Osman Pamukoğlu Paşa önderliğinde kuruluş çalışmaları süren Hak ve Eşitlik Partisi’nin kurucularından biri de benim. Bundan dolayı kıvançlı, sevinçli ve övünçlüyüm. Partinin adına kafayı takan kötü niyetlilerle işimiz yok. İyi niyetle sorgulayanları, yukarıdaki izahlarım ikna etmiş olmalıdır. Kimi köşe yazarları ise (bunların içinde dostlarımız da var), “Bizim halkımız, paşasını kışlada sever, siyasetçi olarak istemez” savını ileri sürmekteler. Bu beylere, Atatürk’ün, İsmet Paşa’nın, Mareşal Fevzi Çakmak’ın ve Alparslan Türkeş’in de asker olduklarını hatırlatırım. 12 Eylül’den icazetli Turgut Sunalp Paşa’nın Horoz Partisi’ni temcit pilavı gibi ısıtıp ısıtıp öne sürmesinler. Efendim, “Paşa, değil miymiş, bunlarda militarist ve baskıcı eğilimler hep olurmuş, bu yaştan sonra bir paşanın emrinde yat-kalk talimi yapmak bana yakışır mıymış?” Bunu diyenlere, üçten dokuza şart ederek boşadığım eski partimde, onca yıl, “lider-teşkilat-doktrin tartışılmaz” dayatmasına karşı verdiğim mücadeleyi hatırlatırım.

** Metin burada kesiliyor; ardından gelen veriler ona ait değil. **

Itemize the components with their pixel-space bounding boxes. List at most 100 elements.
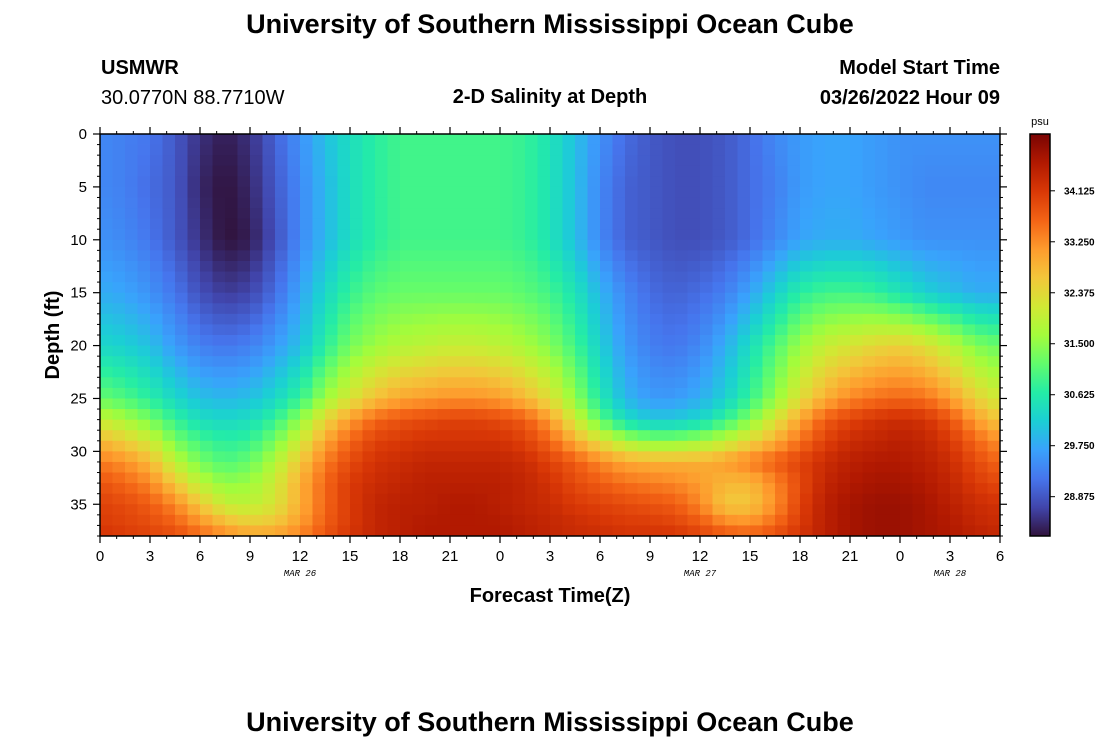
heatmap-cell xyxy=(237,239,251,251)
heatmap-cell xyxy=(762,271,776,283)
heatmap-cell xyxy=(575,303,589,315)
heatmap-cell xyxy=(412,514,426,527)
heatmap-cell xyxy=(825,229,839,241)
heatmap-cell xyxy=(737,176,751,188)
heatmap-cell xyxy=(287,356,301,368)
heatmap-cell xyxy=(812,186,826,199)
heatmap-cell xyxy=(225,303,239,315)
heatmap-cell xyxy=(125,313,139,326)
heatmap-cell xyxy=(712,514,726,527)
heatmap-cell xyxy=(762,419,776,431)
heatmap-cell xyxy=(387,335,401,347)
heatmap-cell xyxy=(887,208,901,220)
heatmap-cell xyxy=(100,377,114,389)
heatmap-cell xyxy=(925,324,939,336)
heatmap-cell xyxy=(350,366,364,378)
heatmap-cell xyxy=(387,514,401,527)
heatmap-cell xyxy=(900,134,914,146)
y-tick-label: 0 xyxy=(79,126,87,143)
heatmap-cell xyxy=(937,514,951,527)
heatmap-cell xyxy=(750,493,764,505)
heatmap-cell xyxy=(612,144,626,156)
heatmap-cell xyxy=(825,398,839,410)
heatmap-cell xyxy=(787,335,801,347)
heatmap-cell xyxy=(825,356,839,368)
heatmap-cell xyxy=(112,483,126,495)
heatmap-cell xyxy=(275,377,289,389)
heatmap-cell xyxy=(962,409,976,421)
heatmap-cell xyxy=(712,461,726,474)
heatmap-cell xyxy=(250,398,264,410)
heatmap-cell xyxy=(900,525,914,536)
heatmap-cell xyxy=(275,514,289,527)
heatmap-cell xyxy=(875,229,889,241)
heatmap-cell xyxy=(750,239,764,251)
heatmap-cell xyxy=(787,493,801,505)
heatmap-cell xyxy=(850,250,864,262)
heatmap-cell xyxy=(925,461,939,474)
heatmap-cell xyxy=(400,292,414,304)
heatmap-cell xyxy=(400,134,414,146)
heatmap-cell xyxy=(925,451,939,463)
heatmap-cell xyxy=(675,218,689,230)
heatmap-cell xyxy=(362,377,376,389)
heatmap-cell xyxy=(162,292,176,304)
heatmap-cell xyxy=(737,303,751,315)
heatmap-cell xyxy=(912,292,926,304)
heatmap-cell xyxy=(962,335,976,347)
heatmap-cell xyxy=(737,134,751,146)
heatmap-cell xyxy=(200,356,214,368)
heatmap-cell xyxy=(200,165,214,177)
heatmap-cell xyxy=(187,356,201,368)
heatmap-cell xyxy=(912,250,926,262)
heatmap-cell xyxy=(362,229,376,241)
heatmap-cell xyxy=(950,186,964,199)
heatmap-cell xyxy=(337,229,351,241)
heatmap-cell xyxy=(200,292,214,304)
heatmap-cell xyxy=(825,419,839,431)
heatmap-cell xyxy=(837,419,851,431)
heatmap-cell xyxy=(750,313,764,326)
heatmap-cell xyxy=(962,239,976,251)
heatmap-cell xyxy=(562,440,576,452)
heatmap-cell xyxy=(250,483,264,495)
heatmap-cell xyxy=(650,461,664,474)
colorbar-tick-label: 32.375 xyxy=(1064,288,1095,299)
heatmap-cell xyxy=(487,313,501,326)
heatmap-cell xyxy=(850,218,864,230)
heatmap-cell xyxy=(837,440,851,452)
heatmap-cell xyxy=(462,229,476,241)
heatmap-cell xyxy=(387,366,401,378)
heatmap-cell xyxy=(525,525,539,536)
heatmap-cell xyxy=(650,144,664,156)
heatmap-cell xyxy=(250,144,264,156)
heatmap-cell xyxy=(737,430,751,442)
heatmap-cell xyxy=(200,345,214,357)
heatmap-cell xyxy=(125,461,139,474)
heatmap-cell xyxy=(462,208,476,220)
heatmap-cell xyxy=(337,419,351,431)
heatmap-cell xyxy=(625,282,639,294)
heatmap-cell xyxy=(875,134,889,146)
heatmap-cell xyxy=(750,345,764,357)
heatmap-cell xyxy=(825,292,839,304)
heatmap-cell xyxy=(525,461,539,474)
heatmap-cell xyxy=(775,493,789,505)
heatmap-cell xyxy=(250,197,264,209)
heatmap-cell xyxy=(837,335,851,347)
heatmap-cell xyxy=(525,313,539,326)
heatmap-cell xyxy=(575,239,589,251)
heatmap-cell xyxy=(437,377,451,389)
heatmap-cell xyxy=(262,451,276,463)
heatmap-cell xyxy=(662,229,676,241)
heatmap-cell xyxy=(487,260,501,273)
heatmap-cell xyxy=(362,218,376,230)
heatmap-cell xyxy=(662,440,676,452)
heatmap-cell xyxy=(712,398,726,410)
heatmap-cell xyxy=(350,324,364,336)
heatmap-cell xyxy=(975,356,989,368)
heatmap-cell xyxy=(600,260,614,273)
heatmap-cell xyxy=(362,186,376,199)
heatmap-cell xyxy=(787,514,801,527)
heatmap-cell xyxy=(900,483,914,495)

Evet, Hak ve Eşitlik Partisi’ne sahip çıkınız, dualarınızı, katkılarınızı ve katılımlarınızı bekliyoruz. Anadolu Kartalı Osman Pamukoğlu’ndan hikmetler aktaralım son olarak:
“Devletin savunması silahla değil milletle yapılır.”

“Milli anılarda yasların yeri, zaferlerden daha değerlidir; çünkü yaslar, görevleri anımsatarak ortak çabaları kamçılar.”

“Güçlü bir ulusun bireyleri ak günlerde mutlu, kara günlerde dayanıklı, kanlı günlerde düşmanlarına ezici olabilmişlerdir.”

“Sadece zeki olmayan insanların programı vardır. Onlar korkar. Hayatı karşılamak için yeterince zeki olmadıklarını bilirler. Hazır olmaları, prova yapmaları gerekir. Ve sadece aptallıklarını ilan ederler. Zekâ ise hazırlıksız bir şekilde gerçekle yüzleşmektir. Hayatın karşısına hazırlıksız çıkmanın güzelliği inanılmazdır.”